Current research is now finding that gratitude can have similar benefits in children and adolescents. A recent article published in the Wall Street Journal reported, “Kids who feel and act grateful tend to be less materialistic, get better grades, set higher goals, complain of fewer headaches and stomach aches and feel more satisfied with their friends, families and schools than those who don’t, studies show.”
Dr. Jeffrey J. Froh, an assistant professor of psychology at Hofstra University said, “A lot of these findings are things we learned in kindergarten or our grandmothers told us, but we now have scientific evidence to prove them.”
In the Journal of Happiness Studies, Dr.
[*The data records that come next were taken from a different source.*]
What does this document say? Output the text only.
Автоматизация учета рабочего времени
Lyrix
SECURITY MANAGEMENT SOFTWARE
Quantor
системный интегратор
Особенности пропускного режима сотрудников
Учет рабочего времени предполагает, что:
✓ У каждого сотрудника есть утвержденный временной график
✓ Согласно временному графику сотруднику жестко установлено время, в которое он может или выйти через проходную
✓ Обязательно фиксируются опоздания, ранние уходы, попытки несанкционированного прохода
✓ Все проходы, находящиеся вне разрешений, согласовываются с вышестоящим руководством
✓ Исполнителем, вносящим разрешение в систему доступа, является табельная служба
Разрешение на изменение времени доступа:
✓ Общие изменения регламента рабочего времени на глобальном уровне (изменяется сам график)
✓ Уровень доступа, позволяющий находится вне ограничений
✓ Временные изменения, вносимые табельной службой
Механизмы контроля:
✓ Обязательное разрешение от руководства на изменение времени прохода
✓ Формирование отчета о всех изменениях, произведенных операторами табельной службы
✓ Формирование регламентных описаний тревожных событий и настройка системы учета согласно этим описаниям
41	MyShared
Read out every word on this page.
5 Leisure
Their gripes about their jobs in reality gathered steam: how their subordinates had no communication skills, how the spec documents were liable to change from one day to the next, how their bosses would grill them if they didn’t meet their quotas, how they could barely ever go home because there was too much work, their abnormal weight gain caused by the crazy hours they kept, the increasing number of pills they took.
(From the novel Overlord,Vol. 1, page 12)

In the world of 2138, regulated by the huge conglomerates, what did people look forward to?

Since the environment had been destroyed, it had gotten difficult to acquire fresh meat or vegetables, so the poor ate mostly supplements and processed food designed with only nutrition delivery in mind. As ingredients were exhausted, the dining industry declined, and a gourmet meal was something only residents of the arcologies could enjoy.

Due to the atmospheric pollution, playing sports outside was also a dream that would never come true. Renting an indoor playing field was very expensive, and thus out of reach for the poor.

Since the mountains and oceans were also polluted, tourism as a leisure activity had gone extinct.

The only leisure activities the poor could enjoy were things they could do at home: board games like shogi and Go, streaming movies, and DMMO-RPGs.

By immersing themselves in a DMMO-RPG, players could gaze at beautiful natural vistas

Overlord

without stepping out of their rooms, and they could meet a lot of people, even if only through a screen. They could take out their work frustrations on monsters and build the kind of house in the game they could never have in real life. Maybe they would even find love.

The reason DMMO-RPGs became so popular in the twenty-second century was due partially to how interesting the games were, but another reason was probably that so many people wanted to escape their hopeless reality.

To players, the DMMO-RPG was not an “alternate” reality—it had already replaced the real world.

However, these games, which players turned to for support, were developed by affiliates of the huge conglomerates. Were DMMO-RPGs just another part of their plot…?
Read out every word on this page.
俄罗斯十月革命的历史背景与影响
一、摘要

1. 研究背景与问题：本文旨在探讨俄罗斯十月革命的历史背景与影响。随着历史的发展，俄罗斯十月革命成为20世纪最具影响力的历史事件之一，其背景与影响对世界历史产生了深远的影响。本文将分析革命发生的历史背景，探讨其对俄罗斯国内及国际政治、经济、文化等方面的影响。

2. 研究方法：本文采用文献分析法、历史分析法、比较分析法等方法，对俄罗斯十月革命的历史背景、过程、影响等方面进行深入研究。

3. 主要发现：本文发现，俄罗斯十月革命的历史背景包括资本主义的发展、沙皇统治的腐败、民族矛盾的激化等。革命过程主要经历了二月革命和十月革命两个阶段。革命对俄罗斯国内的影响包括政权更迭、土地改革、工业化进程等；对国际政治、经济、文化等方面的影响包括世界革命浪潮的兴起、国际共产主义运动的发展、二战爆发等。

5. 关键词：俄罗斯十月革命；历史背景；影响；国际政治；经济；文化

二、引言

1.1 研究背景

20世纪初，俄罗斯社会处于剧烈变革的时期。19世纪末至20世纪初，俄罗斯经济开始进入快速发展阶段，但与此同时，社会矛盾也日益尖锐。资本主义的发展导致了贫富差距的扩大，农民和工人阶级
Froh and colleagues report that high school students who are materialistic tend to have lower grades, higher levels of envy and less satisfaction with life, while the most grateful students had more friends and higher GPAs.
Count Your Blessings
The possibility that happy, healthy and successful people simply had more to be grateful for was considered, but a landmark study published in the Journal of Personality and Social Psychology revealed that the act of counting blessings can actually make people feel better.
The results of the study clearly determined that those who count their blessings are healthier, exercise more, and are generally more pleased with their lives than those who don’t count their blessings or, even worse, kept a record of those things that irritated them.
A similar study published in the Journal of School Psychology was conducted at Candlewood Middle School in Dix Hills, N.Y., an affluent area on Long Island. The results were not as striking with this study, but still, the students who were asked to list things they were grateful for, were more satisfied with school and were more optimistic than those students asked to list their irritations.
Develop an Attitude
Jack Canfield, the founder of the book brand Chicken Soup for the Soul says that developing an attitude of gratitude is nothing more than making a conscious decision to appreciate and acknowledge those things with which you’ve already been blessed.
Perhaps an antithesis to what we would expect, he says to even be grateful for the challenges in our lives because it’s within these experiences that we have the opportunity to grow.
Author and motivational speaker, Zig Ziglar, once said “Of all the attitudes we can acquire, surely the attitude of gratitude is the most important, and by far the most life-changing.”
Five Steps to Developing an Attitude of Gratitude
Keep a Journal – take time to write down those things for which you are grateful, and be detailed. For instance, a child might write “my dog” but would be encouraged to write “when my dog runs to greet me at the door”.
Carry a Reminder – take a small stone or other meaningful object and carry it with you. When you reach into your pocket for change or your keys, touching it is a reminder to stop and think of something for which you’re grateful.
Watch What You Say – don’t focus on the negative; speaking disapprovingly of someone or something, or even self-depreciating talk, can thwart your efforts.
Daily Focus – each night, before retiring, take a moment to consider your day and try to find at least two or three specific things for which you’re grateful and focus on them.
Accountability Buddies – find a friend who wants to develop their attitude of gratitude and swap gratitude lists weekly, however, remember that acknowledging where the gratitude is due will keep it from sounding like bragging.